In terms of the feasibility of conducting the planned larger study, and including students not only from other CAM institutions, but more students from conventional health professions in order to compare them, there are several issues we identified in this study. First, it appears that our selection of DC students showed responses consistent with those in a previous study, as mentioned above, so that sample may be representative. However, we cannot make any conclusions about the representativeness of the other student samples, and finding collaborative partners in additional institutions—particularly stand-alone institutions for MT and AOM, since our current sample only included students from these professions training in multi-disciplinary institutions—will be necessary.
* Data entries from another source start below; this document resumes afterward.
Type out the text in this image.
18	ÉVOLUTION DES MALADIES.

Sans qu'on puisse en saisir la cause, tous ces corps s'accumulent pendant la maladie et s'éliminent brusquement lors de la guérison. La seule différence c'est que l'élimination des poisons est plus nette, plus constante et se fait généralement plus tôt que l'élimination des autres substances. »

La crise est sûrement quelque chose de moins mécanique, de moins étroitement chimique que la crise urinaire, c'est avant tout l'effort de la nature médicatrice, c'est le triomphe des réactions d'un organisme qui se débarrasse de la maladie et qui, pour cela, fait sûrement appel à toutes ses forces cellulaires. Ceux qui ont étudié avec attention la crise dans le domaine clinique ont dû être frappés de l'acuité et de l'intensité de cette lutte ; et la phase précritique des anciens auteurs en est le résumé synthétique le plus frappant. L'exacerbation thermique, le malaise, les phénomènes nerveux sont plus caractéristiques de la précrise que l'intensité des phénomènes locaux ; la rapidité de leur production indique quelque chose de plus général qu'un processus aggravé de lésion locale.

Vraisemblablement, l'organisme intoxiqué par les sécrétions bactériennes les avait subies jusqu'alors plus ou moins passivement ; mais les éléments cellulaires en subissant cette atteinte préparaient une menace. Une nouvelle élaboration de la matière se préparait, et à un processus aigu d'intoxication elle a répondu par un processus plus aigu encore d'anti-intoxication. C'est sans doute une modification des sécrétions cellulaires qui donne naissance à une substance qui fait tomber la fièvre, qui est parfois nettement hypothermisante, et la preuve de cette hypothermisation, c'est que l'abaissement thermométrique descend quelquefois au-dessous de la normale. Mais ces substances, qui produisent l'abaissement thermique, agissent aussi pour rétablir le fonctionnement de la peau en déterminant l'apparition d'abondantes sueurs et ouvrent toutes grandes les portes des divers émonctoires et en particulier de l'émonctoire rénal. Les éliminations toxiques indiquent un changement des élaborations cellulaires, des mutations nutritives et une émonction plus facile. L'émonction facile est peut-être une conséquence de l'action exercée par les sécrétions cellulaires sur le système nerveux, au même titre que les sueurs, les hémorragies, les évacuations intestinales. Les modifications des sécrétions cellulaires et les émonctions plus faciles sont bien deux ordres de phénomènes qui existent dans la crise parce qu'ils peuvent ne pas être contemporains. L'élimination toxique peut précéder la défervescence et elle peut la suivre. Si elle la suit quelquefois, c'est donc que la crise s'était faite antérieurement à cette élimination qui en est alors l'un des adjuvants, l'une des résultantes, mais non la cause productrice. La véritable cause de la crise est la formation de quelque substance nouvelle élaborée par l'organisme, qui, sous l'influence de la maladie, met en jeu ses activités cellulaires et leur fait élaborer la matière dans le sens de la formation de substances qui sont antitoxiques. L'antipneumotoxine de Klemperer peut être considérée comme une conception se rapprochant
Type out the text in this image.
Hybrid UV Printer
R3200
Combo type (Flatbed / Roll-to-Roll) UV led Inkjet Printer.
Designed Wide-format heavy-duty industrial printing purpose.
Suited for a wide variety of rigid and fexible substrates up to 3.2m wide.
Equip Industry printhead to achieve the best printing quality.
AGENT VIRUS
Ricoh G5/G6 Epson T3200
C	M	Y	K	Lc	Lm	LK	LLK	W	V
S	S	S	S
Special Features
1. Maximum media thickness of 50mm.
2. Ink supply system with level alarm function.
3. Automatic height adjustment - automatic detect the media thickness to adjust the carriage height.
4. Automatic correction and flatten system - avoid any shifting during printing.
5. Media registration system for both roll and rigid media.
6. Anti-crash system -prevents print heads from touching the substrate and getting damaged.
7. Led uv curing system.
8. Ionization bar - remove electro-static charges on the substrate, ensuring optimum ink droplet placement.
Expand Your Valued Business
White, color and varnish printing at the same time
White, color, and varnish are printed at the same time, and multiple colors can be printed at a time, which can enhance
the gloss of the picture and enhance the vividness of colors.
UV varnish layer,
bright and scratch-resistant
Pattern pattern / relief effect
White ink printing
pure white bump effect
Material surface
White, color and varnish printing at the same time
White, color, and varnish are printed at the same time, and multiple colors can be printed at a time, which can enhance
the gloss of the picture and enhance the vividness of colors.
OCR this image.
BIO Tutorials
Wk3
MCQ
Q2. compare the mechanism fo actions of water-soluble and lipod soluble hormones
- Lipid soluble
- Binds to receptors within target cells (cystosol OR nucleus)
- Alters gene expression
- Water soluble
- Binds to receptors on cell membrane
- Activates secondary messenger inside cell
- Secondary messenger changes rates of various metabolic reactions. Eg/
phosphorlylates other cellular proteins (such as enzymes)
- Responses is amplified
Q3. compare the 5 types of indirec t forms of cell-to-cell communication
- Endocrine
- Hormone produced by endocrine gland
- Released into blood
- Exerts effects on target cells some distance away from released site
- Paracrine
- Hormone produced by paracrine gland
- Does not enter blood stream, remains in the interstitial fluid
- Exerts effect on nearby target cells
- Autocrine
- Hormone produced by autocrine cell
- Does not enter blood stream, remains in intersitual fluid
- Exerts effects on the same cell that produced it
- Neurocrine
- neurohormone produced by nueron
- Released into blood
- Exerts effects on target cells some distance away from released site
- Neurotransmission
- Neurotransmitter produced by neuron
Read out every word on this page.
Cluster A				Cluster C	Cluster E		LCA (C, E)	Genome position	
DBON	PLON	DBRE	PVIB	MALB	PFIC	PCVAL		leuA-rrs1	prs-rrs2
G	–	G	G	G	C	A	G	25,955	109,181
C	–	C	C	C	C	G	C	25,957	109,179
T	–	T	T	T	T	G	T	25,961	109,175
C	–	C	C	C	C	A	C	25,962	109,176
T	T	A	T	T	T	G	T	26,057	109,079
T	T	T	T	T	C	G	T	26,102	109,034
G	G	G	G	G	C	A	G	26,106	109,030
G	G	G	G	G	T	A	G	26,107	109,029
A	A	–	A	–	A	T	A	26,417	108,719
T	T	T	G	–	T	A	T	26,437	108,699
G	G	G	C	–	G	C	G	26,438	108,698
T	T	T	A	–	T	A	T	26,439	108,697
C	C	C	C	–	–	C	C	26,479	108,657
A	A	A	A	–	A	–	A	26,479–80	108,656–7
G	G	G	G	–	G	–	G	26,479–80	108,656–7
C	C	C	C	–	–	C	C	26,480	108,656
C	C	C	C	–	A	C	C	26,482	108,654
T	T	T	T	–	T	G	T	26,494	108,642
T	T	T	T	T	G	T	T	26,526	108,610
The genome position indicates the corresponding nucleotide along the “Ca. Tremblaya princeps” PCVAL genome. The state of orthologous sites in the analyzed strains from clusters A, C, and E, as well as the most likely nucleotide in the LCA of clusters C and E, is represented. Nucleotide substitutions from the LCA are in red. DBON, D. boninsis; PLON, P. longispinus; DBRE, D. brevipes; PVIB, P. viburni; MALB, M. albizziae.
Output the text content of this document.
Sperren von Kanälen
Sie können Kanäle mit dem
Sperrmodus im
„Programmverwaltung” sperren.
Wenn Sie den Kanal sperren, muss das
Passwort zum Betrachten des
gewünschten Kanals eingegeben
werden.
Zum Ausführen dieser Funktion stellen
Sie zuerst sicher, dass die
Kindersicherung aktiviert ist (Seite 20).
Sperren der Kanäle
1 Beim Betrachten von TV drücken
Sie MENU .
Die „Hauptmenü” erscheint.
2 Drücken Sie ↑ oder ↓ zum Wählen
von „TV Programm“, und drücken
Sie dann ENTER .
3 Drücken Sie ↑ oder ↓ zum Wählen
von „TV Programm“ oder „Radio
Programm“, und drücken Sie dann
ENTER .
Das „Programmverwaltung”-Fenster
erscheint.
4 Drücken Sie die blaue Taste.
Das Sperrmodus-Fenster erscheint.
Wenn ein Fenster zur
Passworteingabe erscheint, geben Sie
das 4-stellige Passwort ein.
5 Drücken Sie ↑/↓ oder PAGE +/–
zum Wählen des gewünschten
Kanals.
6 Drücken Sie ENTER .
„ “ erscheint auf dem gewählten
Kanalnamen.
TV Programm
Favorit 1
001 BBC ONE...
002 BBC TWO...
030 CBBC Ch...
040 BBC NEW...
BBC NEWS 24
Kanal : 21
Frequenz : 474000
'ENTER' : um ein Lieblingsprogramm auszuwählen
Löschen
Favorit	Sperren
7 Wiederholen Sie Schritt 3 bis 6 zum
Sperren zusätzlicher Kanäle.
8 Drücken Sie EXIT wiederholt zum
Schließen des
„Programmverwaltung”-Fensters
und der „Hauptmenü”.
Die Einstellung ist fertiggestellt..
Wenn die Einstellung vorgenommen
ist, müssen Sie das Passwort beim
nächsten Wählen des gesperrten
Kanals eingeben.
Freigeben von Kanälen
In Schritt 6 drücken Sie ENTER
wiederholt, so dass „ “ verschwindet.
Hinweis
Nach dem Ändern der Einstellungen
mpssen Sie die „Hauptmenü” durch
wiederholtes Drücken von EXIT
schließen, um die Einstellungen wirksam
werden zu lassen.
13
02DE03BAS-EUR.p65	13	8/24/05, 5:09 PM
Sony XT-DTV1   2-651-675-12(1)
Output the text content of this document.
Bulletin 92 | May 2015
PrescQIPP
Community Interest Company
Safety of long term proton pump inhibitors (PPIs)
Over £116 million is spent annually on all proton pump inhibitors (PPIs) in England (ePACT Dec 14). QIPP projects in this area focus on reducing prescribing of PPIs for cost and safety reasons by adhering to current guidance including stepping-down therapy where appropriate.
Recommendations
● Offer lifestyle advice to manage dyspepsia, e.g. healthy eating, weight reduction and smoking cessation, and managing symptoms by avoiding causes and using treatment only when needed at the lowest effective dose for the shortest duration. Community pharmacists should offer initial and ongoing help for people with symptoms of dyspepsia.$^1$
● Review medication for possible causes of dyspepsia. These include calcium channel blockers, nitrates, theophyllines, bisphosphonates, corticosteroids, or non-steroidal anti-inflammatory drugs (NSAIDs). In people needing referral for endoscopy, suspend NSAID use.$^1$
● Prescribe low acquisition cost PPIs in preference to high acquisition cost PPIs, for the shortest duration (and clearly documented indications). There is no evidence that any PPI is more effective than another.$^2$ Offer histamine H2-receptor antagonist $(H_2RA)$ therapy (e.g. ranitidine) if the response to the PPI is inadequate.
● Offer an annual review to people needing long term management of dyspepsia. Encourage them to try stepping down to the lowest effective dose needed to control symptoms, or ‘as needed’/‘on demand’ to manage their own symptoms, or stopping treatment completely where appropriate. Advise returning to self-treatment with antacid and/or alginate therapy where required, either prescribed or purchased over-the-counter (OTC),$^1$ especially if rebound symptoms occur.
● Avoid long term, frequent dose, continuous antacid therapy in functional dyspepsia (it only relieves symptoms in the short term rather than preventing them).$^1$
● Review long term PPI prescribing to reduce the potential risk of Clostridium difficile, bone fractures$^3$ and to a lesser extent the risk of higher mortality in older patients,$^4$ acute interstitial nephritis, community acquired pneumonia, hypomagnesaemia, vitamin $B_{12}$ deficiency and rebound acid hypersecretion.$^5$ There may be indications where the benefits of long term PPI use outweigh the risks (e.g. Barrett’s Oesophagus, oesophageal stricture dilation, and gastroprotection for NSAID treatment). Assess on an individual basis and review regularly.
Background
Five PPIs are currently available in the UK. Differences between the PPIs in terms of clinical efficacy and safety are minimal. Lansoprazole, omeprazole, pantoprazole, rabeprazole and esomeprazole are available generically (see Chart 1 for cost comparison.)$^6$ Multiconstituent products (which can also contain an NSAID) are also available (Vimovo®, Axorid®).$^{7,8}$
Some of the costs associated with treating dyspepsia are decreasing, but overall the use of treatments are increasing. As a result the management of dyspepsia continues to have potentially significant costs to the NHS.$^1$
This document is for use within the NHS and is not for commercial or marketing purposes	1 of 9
Second, multi-institutional IRB approvals in the institutions participating in this study appear to be very time-consuming, and planning timelines should consider building into the planning process at least 6 months for this to be accomplished. Third, in-class administration results in a much higher response rate, and should be used in the future, as opposed to online administration. Fourth, it appears that the survey administration could be improved by using 2 pages rather than a single double-sided page, since a number of students skipped the second page. Furthermore, it may be preferable to distribute hard copies from the central site to each institution, to avoid the type of error we experienced in this study, where one institution inadvertently cut off a question. Finally, we found it very difficult to identify collaborative partners in conventional health professional training institutions, and this limitation must be addressed before embarking on a larger study.

Conclusion

The results suggest that further exploration of possible differences in attitude between CAM and convention health professions may be warranted, but will require significant efforts to make it feasible.

Acknowledgements

The authors would like to thank Michelle Anderson, program coordinator at Logan College of Chiropractic, for coordinating the complexities of multi-institutional data management. They also thank Carl W. Saubert IV, PhD, Vice President of Academic Affairs at Logan College of Chiropractic, for facilitating the collaborative arrangements with the naturopathic medicine institutions.